Nowadays, a smartphone is often the only way that people view the web, to the extent that we have all had to find ways to make websites look right on those thin vertical screens as well as those ancient people still viewing sites on landscape monitors. OK, that was a bit extreme and, of course, the laptops are everywhere at schools and colleges and there will, no doubt, remain rooms full of PCs, monitors and keyboards too. As far as I can tell, it is not the smartphone itself that is causing so much dismay and grinding of teeth amongst anyone over 20 but what the kids are using them for. So what's new? Since the dawn of being able to find naughty pictures or football matches or games of all sorts on computers, students have been sneakily going to places they shouldn't in classrooms, lectures or offices. They were just as able to send messages and pictures of this and that, usually that. I admit that videos are much simpler with a smartphone so, yes, there are a lot more of them floating around and AI makes all of this either more amusing or more appalling or both.

Basically, now that just about every student or employee has a smartphone the teachers and bosses want them to stop using them while at work or study. So why not just tell them that? If that's the rule then that's what children, or adults too, for that matter, need to obey. Staff, teachers, managers at all the places concerned just need to have some authority and expect that when they ask someone to do or not to do something then they'll have a reasonable chance of success. We do not need some new set of quasi legal instructions from the Department of Education to enforce this. We just need better teachers, managers and adults generally. And parents who bring up children to respect teachers and managers and what they're told.
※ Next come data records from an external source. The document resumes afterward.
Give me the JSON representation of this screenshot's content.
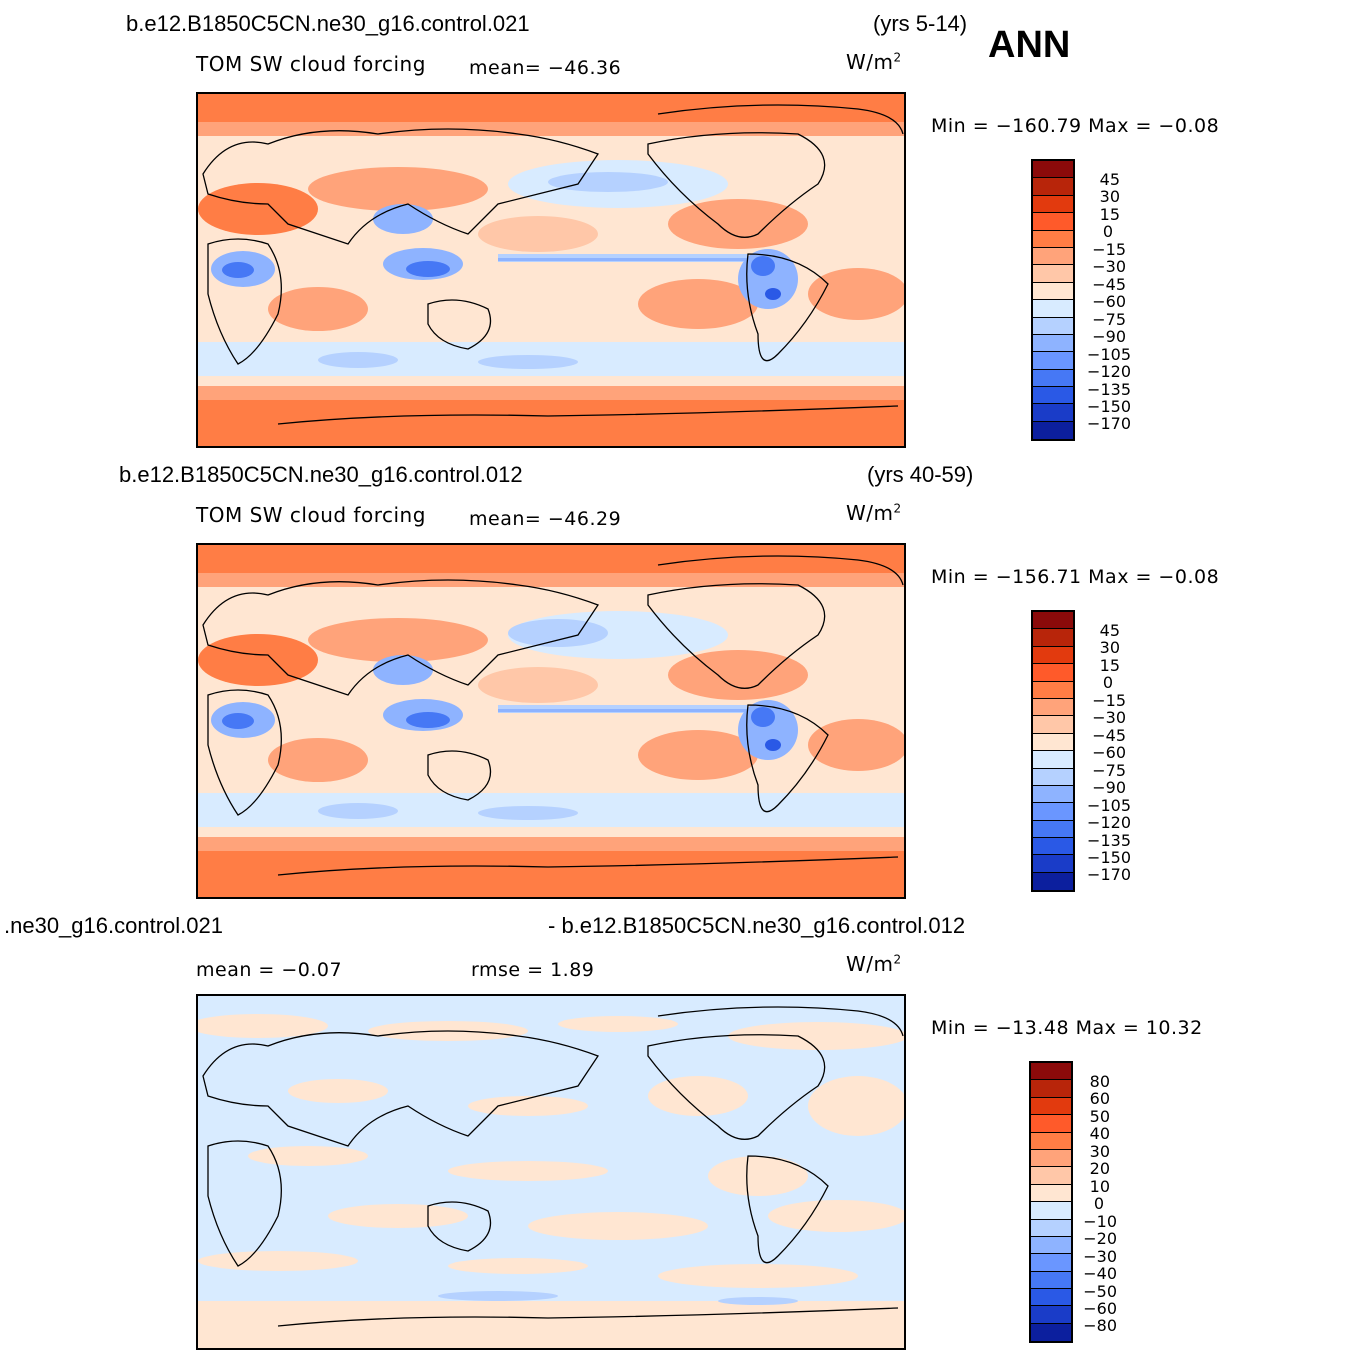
{
  "season": "ANN",
  "panels": [
    {
      "case": "b.e12.B1850C5CN.ne30_g16.control.021",
      "years": "(yrs 5-14)",
      "variable": "TOM SW cloud forcing",
      "stat1": "mean=  −46.36",
      "stat2": "",
      "units": "W/m",
      "units_sup": "2",
      "minmax": "Min  =  −160.79  Max  =    −0.08",
      "colorbar_levels": [
        "45",
        "30",
        "15",
        "0",
        "−15",
        "−30",
        "−45",
        "−60",
        "−75",
        "−90",
        "−105",
        "−120",
        "−135",
        "−150",
        "−170"
      ],
      "colorbar_colors": [
        "#8b0a0a",
        "#b8250a",
        "#e23a0e",
        "#ff5a2a",
        "#ff7d45",
        "#ffa37a",
        "#ffc7a8",
        "#ffe6d2",
        "#d8ebff",
        "#b5d1ff",
        "#8eb3ff",
        "#6a96ff",
        "#4678f5",
        "#2a59e6",
        "#1a3cc8",
        "#0c1f9e"
      ]
    },
    {
      "case": "b.e12.B1850C5CN.ne30_g16.control.012",
      "years": "(yrs 40-59)",
      "variable": "TOM SW cloud forcing",
      "stat1": "mean=  −46.29",
      "stat2": "",
      "units": "W/m",
      "units_sup": "2",
      "minmax": "Min  =  −156.71  Max  =    −0.08",
      "colorbar_levels": [
        "45",
        "30",
        "15",
        "0",
        "−15",
        "−30",
        "−45",
        "−60",
        "−75",
        "−90",
        "−105",
        "−120",
        "−135",
        "−150",
        "−170"
      ],
      "colorbar_colors": [
        "#8b0a0a",
        "#b8250a",
        "#e23a0e",
        "#ff5a2a",
        "#ff7d45",
        "#ffa37a",
        "#ffc7a8",
        "#ffe6d2",
        "#d8ebff",
        "#b5d1ff",
        "#8eb3ff",
        "#6a96ff",
        "#4678f5",
        "#2a59e6",
        "#1a3cc8",
        "#0c1f9e"
      ]
    },
    {
      "case_left": ".ne30_g16.control.021",
      "case_right": "- b.e12.B1850C5CN.ne30_g16.control.012",
      "stat1": "mean  =    −0.07",
      "stat2": "rmse  =     1.89",
      "units": "W/m",
      "units_sup": "2",
      "minmax": "Min  =  −13.48  Max  =     10.32",
      "colorbar_levels": [
        "80",
        "60",
        "50",
        "40",
        "30",
        "20",
        "10",
        "0",
        "−10",
        "−20",
        "−30",
        "−40",
        "−50",
        "−60",
        "−80"
      ],
      "colorbar_colors": [
        "#8b0a0a",
        "#b8250a",
        "#e23a0e",
        "#ff5a2a",
        "#ff7d45",
        "#ffa37a",
        "#ffc7a8",
        "#ffe6d2",
        "#d8ebff",
        "#b5d1ff",
        "#8eb3ff",
        "#6a96ff",
        "#4678f5",
        "#2a59e6",
        "#1a3cc8",
        "#0c1f9e"
      ]
    }
  ]
}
I happen to believe that in many instances there is a lot of sense in using the amazing resources available on a smartphone in learning or completing tasks in an office. Yes, of course, it will be tempting to check mail, messages and whichever app is popular at the time and this has to be discouraged. I wouldn't ban a student from looking at a message if their work was progressing well. Where I do draw the line is in offensive material being shared, others being disturbed, by phone noises or vibration or the content itself and the general disruption that letting people be free to do as they please can create. And my students would know about the various lines. Cross them and they're out with whatever punishment one is allowed to inflict these days. Certainly something can be thought up which both complies with HR wokeness and serves as suitable deterrent to messing with my rules. Yes, take away the device! Of course, that's the obvious one. But leave those using theirs responsibly to get on with whatever they're doing. Reward respect. Treating everyone as some sort of purveyor of porn or bad egg in one way or another is simply not right. It may be convenient and teachers may think it provides a route to an easier life in the classroom if the whole school bans the damn things but it merely displays how little we trust teachers and managers now to have any control over those they are supposed to guide and direct.

What are we showing these people by way of how to behave? Assume they are all delinquent and incapable of listening to advice, warnings or obeying rules. Treat everyone as if they are the lowest common denominator of common misbehaviour or downright criminality. No, I fear for where this leads. If a teacher cannot control the use of a device n a classroom for 45 minutes then they need to be retrained. Or sacked.